Le sorrise assertivo «Se vi piace dirlo in questo modo...»
Non era facile metterlo in difficoltà. Ed era quasi impossibile offenderlo: aveva una scala di valori e un modo per giudicare pregi e difetti talmente personale, che tutto ciò che poteva essere discutibile per gli altri, per lui era quasi certamente una virtù, o perlomeno una risorsa.
«Lord Baelish, non vi nego che sarei entusiasta se mia figlia sposasse il re» intervenne Lord Mace «ma non vorremmo esporla a dei pericoli»
«Mio Lord, credo che ognuno di noi sia inevitabilmente esposto a pericoli dal momento stesso in cui viene al mondo..»
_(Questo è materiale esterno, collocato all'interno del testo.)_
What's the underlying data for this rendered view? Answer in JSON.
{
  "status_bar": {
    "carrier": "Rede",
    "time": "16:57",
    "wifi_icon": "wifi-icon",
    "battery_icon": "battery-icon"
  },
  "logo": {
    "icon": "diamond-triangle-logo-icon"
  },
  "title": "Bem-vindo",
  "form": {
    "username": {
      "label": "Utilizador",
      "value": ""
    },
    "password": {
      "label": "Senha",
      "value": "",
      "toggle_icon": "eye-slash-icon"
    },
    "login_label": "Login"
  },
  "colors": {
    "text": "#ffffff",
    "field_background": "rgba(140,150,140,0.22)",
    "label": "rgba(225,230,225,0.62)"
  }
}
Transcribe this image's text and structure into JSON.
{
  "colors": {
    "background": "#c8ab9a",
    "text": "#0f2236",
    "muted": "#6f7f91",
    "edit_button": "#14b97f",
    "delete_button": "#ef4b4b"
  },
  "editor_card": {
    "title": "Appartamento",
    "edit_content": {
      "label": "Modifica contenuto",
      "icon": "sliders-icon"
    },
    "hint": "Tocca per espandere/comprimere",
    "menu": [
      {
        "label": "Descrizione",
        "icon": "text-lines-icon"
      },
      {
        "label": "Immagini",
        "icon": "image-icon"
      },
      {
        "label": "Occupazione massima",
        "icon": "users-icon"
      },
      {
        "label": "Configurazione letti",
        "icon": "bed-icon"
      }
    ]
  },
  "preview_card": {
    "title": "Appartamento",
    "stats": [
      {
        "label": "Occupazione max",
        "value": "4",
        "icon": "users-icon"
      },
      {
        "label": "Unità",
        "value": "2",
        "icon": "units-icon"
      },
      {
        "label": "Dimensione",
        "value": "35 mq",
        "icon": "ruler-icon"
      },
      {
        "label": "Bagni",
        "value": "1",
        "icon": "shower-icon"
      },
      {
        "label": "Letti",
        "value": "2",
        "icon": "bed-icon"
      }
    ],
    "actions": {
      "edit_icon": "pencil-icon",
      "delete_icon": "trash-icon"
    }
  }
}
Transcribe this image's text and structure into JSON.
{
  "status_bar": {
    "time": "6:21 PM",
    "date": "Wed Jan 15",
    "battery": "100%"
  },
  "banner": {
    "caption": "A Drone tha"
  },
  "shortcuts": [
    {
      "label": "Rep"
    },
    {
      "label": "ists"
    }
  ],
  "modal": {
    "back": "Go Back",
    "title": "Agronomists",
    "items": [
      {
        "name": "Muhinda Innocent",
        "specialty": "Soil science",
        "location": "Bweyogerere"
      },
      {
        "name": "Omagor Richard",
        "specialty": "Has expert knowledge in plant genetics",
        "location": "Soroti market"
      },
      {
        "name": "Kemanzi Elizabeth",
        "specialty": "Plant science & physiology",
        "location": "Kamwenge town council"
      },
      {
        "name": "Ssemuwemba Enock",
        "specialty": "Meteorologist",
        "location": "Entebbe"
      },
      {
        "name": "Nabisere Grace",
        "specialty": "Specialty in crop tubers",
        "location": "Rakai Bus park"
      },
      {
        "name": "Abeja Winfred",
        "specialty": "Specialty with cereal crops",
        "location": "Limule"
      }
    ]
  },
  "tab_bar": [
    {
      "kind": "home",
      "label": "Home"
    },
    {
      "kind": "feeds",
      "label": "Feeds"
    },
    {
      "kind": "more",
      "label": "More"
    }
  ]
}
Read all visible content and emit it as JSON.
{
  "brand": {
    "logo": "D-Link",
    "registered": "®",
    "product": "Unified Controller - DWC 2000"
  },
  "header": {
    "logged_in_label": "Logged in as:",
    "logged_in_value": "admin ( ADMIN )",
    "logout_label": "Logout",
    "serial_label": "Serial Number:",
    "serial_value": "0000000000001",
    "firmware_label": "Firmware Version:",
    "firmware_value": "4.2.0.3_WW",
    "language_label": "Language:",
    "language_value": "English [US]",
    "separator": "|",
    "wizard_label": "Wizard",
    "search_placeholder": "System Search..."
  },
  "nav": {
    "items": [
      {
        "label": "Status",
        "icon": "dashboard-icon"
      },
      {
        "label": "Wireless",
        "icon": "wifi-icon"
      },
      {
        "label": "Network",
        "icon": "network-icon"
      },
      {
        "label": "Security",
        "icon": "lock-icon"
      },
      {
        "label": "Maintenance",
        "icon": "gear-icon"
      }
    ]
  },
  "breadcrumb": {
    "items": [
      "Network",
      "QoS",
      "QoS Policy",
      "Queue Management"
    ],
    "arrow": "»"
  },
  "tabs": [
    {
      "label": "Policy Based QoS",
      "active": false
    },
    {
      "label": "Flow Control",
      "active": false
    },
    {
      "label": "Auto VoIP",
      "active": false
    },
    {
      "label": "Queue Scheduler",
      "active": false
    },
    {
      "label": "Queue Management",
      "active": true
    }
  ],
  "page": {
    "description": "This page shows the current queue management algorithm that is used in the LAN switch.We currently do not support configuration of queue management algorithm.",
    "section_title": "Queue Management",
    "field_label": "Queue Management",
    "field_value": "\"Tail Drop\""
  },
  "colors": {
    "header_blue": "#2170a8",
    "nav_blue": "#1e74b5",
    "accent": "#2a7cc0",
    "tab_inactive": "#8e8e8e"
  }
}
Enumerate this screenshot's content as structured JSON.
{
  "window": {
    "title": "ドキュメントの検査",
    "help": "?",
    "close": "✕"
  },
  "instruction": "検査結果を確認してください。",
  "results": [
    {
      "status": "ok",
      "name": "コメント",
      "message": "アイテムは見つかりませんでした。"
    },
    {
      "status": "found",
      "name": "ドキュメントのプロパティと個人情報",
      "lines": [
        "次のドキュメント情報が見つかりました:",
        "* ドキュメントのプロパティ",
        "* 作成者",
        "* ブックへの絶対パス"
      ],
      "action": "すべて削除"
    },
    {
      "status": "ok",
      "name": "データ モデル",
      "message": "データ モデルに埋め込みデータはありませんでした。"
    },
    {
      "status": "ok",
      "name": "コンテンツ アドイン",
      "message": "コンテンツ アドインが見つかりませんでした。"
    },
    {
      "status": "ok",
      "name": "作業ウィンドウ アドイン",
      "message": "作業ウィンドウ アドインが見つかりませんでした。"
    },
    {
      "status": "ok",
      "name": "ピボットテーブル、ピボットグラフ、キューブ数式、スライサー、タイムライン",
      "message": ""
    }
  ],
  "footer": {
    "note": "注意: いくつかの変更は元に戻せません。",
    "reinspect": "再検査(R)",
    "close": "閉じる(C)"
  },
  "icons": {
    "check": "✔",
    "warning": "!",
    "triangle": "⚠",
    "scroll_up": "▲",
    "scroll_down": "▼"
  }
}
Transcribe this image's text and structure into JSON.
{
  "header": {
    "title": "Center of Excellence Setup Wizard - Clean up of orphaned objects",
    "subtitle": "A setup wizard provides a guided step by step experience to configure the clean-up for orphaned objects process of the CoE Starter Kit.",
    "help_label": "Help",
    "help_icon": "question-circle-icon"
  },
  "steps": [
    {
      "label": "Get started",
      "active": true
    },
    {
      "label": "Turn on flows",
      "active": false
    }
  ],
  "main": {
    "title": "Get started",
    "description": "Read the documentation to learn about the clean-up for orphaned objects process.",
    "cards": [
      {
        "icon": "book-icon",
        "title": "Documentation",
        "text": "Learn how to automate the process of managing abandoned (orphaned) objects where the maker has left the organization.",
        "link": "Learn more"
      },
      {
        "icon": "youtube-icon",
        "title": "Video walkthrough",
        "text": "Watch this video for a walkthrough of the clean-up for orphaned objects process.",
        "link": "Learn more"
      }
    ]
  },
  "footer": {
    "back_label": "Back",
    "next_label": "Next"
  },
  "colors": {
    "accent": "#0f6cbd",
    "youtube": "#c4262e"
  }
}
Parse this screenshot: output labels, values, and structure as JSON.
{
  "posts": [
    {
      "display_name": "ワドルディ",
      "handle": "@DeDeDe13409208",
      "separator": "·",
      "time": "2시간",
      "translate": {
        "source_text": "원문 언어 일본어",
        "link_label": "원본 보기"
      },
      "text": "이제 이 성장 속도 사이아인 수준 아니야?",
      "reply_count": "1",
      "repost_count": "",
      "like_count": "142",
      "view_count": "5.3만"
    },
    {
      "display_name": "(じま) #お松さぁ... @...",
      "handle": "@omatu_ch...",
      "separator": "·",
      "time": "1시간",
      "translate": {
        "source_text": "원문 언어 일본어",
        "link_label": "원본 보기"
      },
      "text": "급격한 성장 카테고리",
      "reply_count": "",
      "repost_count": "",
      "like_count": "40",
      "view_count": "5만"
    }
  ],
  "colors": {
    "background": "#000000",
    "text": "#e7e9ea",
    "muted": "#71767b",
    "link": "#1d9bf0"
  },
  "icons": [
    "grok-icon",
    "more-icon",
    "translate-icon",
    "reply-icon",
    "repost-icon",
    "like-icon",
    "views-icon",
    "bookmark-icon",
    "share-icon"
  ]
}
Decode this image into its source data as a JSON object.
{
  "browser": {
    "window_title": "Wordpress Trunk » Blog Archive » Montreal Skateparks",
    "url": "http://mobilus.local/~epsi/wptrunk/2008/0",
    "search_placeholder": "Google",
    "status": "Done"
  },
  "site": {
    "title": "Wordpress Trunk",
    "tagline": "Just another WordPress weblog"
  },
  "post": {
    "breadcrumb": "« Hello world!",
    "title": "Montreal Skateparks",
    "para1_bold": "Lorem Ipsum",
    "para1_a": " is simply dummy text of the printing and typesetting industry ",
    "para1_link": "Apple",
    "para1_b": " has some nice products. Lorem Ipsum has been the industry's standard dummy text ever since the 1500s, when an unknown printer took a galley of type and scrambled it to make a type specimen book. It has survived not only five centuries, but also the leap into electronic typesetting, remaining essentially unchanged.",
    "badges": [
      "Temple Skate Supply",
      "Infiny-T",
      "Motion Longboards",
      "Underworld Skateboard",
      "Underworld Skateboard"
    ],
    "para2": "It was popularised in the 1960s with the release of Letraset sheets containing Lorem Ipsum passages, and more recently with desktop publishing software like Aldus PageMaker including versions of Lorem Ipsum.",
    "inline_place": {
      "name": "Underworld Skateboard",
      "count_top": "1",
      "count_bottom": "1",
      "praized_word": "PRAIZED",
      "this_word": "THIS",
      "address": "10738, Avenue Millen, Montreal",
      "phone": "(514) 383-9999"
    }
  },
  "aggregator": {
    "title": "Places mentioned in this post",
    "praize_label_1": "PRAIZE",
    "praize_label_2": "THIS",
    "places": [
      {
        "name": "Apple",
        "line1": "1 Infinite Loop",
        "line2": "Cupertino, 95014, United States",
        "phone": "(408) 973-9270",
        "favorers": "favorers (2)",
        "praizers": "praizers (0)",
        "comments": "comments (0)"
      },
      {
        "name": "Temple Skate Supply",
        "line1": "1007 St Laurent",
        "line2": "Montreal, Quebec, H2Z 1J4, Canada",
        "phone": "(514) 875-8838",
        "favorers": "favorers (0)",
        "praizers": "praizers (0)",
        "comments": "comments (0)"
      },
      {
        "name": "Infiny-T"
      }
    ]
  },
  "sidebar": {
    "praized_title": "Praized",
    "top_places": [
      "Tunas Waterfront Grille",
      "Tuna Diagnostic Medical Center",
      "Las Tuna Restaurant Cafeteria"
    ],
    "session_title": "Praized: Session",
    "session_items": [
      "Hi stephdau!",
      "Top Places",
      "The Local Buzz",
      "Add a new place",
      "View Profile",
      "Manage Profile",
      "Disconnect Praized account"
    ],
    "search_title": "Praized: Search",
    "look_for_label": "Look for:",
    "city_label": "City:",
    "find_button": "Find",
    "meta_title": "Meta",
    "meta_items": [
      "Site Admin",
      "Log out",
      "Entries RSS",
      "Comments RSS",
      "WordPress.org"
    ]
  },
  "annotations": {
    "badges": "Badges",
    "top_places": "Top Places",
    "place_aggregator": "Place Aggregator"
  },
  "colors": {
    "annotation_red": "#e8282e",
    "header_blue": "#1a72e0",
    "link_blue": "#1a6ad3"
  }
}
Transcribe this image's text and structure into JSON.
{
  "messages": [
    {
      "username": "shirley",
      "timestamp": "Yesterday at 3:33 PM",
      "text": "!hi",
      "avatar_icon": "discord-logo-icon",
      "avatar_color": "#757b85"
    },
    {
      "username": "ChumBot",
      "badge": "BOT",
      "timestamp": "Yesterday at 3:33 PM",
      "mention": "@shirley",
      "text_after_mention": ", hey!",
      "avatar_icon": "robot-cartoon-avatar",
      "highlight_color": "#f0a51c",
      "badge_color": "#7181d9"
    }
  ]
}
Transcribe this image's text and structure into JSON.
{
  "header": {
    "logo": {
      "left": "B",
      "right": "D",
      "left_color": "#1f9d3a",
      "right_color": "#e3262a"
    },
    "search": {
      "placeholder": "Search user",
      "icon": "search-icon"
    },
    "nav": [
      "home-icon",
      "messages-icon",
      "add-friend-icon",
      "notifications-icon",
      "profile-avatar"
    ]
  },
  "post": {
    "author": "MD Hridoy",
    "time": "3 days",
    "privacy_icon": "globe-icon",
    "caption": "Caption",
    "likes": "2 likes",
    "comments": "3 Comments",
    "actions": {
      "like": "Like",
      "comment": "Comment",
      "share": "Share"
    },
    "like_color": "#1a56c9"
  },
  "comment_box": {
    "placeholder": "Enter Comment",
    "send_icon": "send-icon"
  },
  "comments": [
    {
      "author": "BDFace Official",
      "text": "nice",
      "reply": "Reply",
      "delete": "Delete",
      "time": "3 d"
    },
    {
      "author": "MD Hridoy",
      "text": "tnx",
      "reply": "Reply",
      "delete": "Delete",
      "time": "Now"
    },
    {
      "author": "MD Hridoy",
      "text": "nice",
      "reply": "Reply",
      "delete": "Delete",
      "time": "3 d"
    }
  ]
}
«Ovviamente. Ma diciamo che re Joffrey, con il nostro appoggio, sconfigga i suoi nemici e Margaery diventi regina, cosa succederà dopo? Cosa dovrà aspettarsi Alto Giardino?»
Mace Tyrell era il secondo uomo più ricco di Westeros e nonostante questo non riusciva a pensare ad altro che a come incrementare ricchezza e potere. E poi era lui l'arrivista...
Ma lungi da lui giudicare l'avidità umana: era una delle debolezze migliori a sua disposizione per manovrare il prossimo.
«Alto giardino inizialmente dovrà far fronte alle spese della corona, il che vi garantirà entrate ad interesse per i prossimi cinquant'anni. Oltre a questo ovviamente ci sarà un ruolo nel Concilio ristretto e suppongo potreste ricoprirlo voi, Lord Mace, e una buona posizione per vostro figlio, anche se al momento è prematuro dire quale»
Gli occhi piccoli del lord di Alto Giardino si assottigliarono ancora di più, via via che il viso rotondo si arricciava in un sorriso compiaciuto «Oh bene... Bene!»
«E chi ci garantisce che questi accordi verranno rispettati?» chiese Lady Olenna, titubante.
«Io. Al momento. Ma vi farò avere l'accordo che richiedete adeguatamente firmato da Tywin Lannister in persona»
La donna alzò un sopracciglio, ma era ovvio che sapesse di non poter chiedere oltre: non c'era nulla di più certo della parola di Tywin Lannister.
«Ovviamente non ci sono decisioni che non comportino un minimo di rischio, ma vi rammento che solo un anno fa avete dato la vostra Margaery in sposa al minore dei Baratheon, e appoggiato una fazione che basava le sue rivendicazioni, beh... sul nulla! Appoggiare i Lannister e Joffrey Baratheon adesso, a paragone, è un rischio decisamente trascurabile!»